Не спасали и редакционные удостоверения. Только произнесенные вслух Сурковым стихи его, знакомые повсюду, давали понять патриотам, что перед ними — советские журналисты, писатели.

С Вадимом Кожевниковым мы сошлись быстро. Узнать друг друга коротко помогли совместные странствования по оборонявшейся нашими войсками Смоленщине.

После знакомства с ним на Западном фронте увиделись мы снова уже в 1944 году в Крыму. Сброшенные с Перекопа за Сиваш, бежавшие к Черному морю гитлеровцы почти не сопротивлялись, и так мы оказались в освобожденном Симферополе, полностью уцелевшем.

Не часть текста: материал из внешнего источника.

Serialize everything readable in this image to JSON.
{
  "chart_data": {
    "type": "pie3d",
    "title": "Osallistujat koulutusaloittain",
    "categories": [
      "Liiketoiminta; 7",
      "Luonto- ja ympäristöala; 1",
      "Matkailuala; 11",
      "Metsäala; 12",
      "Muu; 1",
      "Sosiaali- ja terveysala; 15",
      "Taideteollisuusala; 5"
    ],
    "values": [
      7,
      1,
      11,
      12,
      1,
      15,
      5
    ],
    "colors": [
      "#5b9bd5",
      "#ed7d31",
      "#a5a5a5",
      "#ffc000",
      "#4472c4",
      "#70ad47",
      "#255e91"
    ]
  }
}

...В Симферополе поселились мы с Вадимом в квартире женщины, зубного врача. Попеременно спали в зубоврачебном кресле, кровати не хватило. Наступление наше развивалось. Влюбленные в море, сидели мы с Вадимом на берегу плененного, закрытого колючей проволокой Понта Эвксинского, горевали из-за того, что проклятый металл не дает нам плавать, смотрели на немецкие брошенные доты, на уличные уборные, тоже превращенные в доты, не задержавшие, однако, бегства нацистов, вспоминали Крым довоенный, весенний, в акациях и сирени.

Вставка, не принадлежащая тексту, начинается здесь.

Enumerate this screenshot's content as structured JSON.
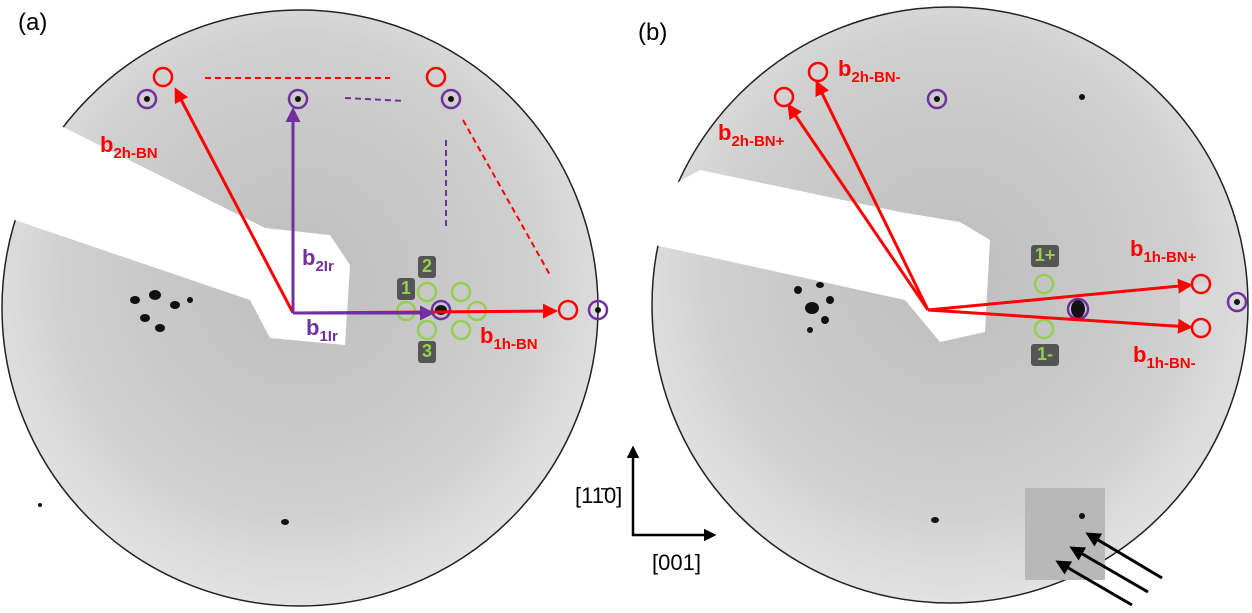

На окраине крымской «столицы» собрались Леонид Соболев, Евгений Габрилович, Вадим и я. На фронте — передышка. Писать, собственно, нечего, но мы все же отослали телеграфом свои впечатления о боях за Крым.

А мимо шли, шли, шли наши войска — пехота, артиллерия, инженерные части, гвардейские минометы, даже кавалерия, — в горах не всякая машина проберется, а конь пройдет всюду!

Пройден огненный путь через весь полуостров. Алушта! Дворец Воронцова в Алупке. Надпись по-немецки: «Германия превыше всего!» И прежняя, по-арабски: «Нет бога, кроме бога, и Магомед пророк его!» Нет, Магомед, бог с ним, а вот насчет Германии, то ее военачальники оказались прениже всего...

Снова мы продвигались с Вадимом в лесу с оголенными, еще без листвы, деревьями, на шоссе, ведущем к Севастополю.

Черные ветви и белая щебеночная, покрытая известковыми осколками дорога. Мы идем по ней в полный рост, передовая еще далеко, нас гитлеровцы не увидят. Присоединился к нам капитан-артиллерист. С нами Самарий Гурарий — известинец и Михаил Калашников, фотокорреспондент «Правды». Добрый, как в старину говорили, просвещенный, отзывчивый. Присели на краю шоссе. Я сорвал первый розовый цветок, вставил себе в петлицу кителя, — весна!

Идем дальше, болтаем о том о сем. Вдруг по дороге шарахнули осколки взорвавшихся снарядов. Откуда бьют? Мы не видели. Кинулись в лес. Мы с Мишей Калашниковым и незнакомым капитаном поступили по Уставу: сразу бросились плашмя наземь, зная, что в таком положении легче избежать ранения или смерти от летящих во все стороны осколков. Вадим же и Гурарий сделали неправильно: бросились назад все в том же лесу, подвергаясь возможности пасть от прямого или «косвенного» попадания. Но они-то и оказались, несмотря на ошибку, невредимыми.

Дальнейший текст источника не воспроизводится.